Whether he likes it or not, Andrea Iannone is the name on everyone’s lips right now. The outcome of his doping case is creating a lot of talk in the world of MotoGP, sport in general, and even the gossip columns.
In all this, many legal professionals are also having their say. We turned to Federica Costa, a lawyer who has answered other questions of ours in the past.
An unfair or improper sentence?
To better understand, we need to consider the entire process, but we can be sure that the judicial bodies in Lausanne have respected the regulation: “Definitely, but we’d need to carefully analyse the dynamics, from start to finish - comments Federica – reading the whole hearing. From a human standpoint, I can say that I feel very sorry for Andrea Iannone, because we’re talking about a guy who has dedicated his body and soul to sport, making it his lifestyle. Or rather his life. It’s not nice to read these words, in fact I was speechless for a second when I learned of this. The rider has been given the maximum penalty, no half measures.”

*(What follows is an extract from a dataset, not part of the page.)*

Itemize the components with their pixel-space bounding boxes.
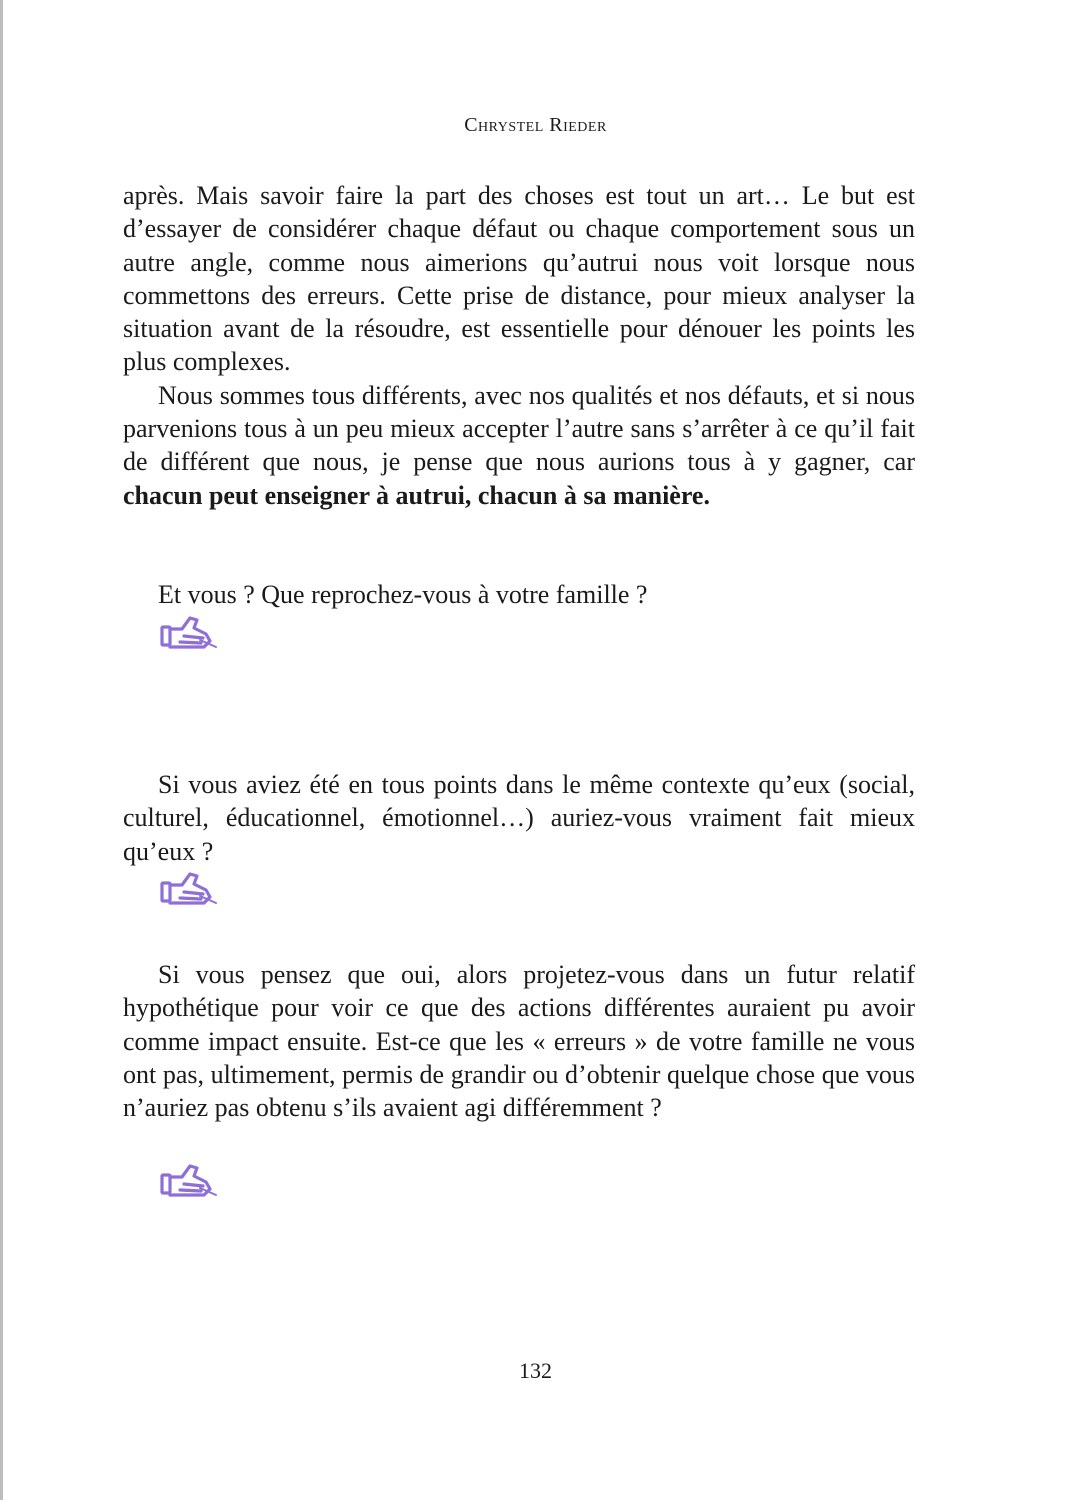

No half measures, precisely. All or nothing (or almost, as the Italian’s already adhered to a one-year suspension). After a brief reflection, Costa goes on to analyse the reasons that led to this maximum sentence: “It’s a harsh decision of course – she explains – but the reasoning behind this judgment is absolutely in line with the regulation. We couldn’t expect anything too different and, back in the day, I myself said that Iannone was risking receiving the maximum ban. My vision was clear, up to a four-year suspension, or rather the worst punishment for an athlete in his position.”
No precedent, only one mitigating circumstance. Useless
Andrea’s sports rap sheet is now marked, forever. But prior to this case, the Italian rider was ‘clean’, with no unlawful precedents or similar episodes.
For Costa, that was the only real factor that could have worked in his favour: “As with every case, there are mitigating circumstances. Obviously we talk about daily life, not just sport and motorcycling. So Iannone could have been ‘helped’ by a mitigating circumstancce that was instead not considered. On his side, they were unable to demonstrate the involuntariness of the act. They talked of food contamination… clearly this theory was not confirmed, and so the sentence is logical. In the absence of tangible proof, sentencing will be heavy. The rider was asked to confirm what he’s said in recent months, but nothing convinced the jury. A jury that, as we’ve said, inflicted the maximum penalty, as per the regulation. I predicted something like this and, unfortunately for him, my prediction proved correct.”
Possible further damage
Having been removed from the classification and having lost his points, prizes and various awards, the former Aprilia rider might have more to come – though we hope not. The matter of damage to image for example. This is what Federica has to say: “No one wishes for this of course but, working as I do with sports contracts, I’ve come across various situations. A sponsor might hang over the Italian’s head, claiming damage to its image. In effect, the brand in question was linked to his performance on track, it’s true, and also his private life. This isn’t a party, or the opening of a new bar. This is a major disqualification, something we’ve not seen before in motorcycling. However it plays out, the facts remain recorded. This is the mark, perhaps an indelible one. What company in the field would link its brand to his name? If we want to look even closer, team Gresini might even appeal, and therefore Yamaha too. What has happened is serious, unpleasant and, probably, avoidable. Unfortunately it’s done now and the only thing Andrea might do is seek personal compensation. I mean, his career is now compromised, but he as a person is not. He should focus on this to lighten the load a little”.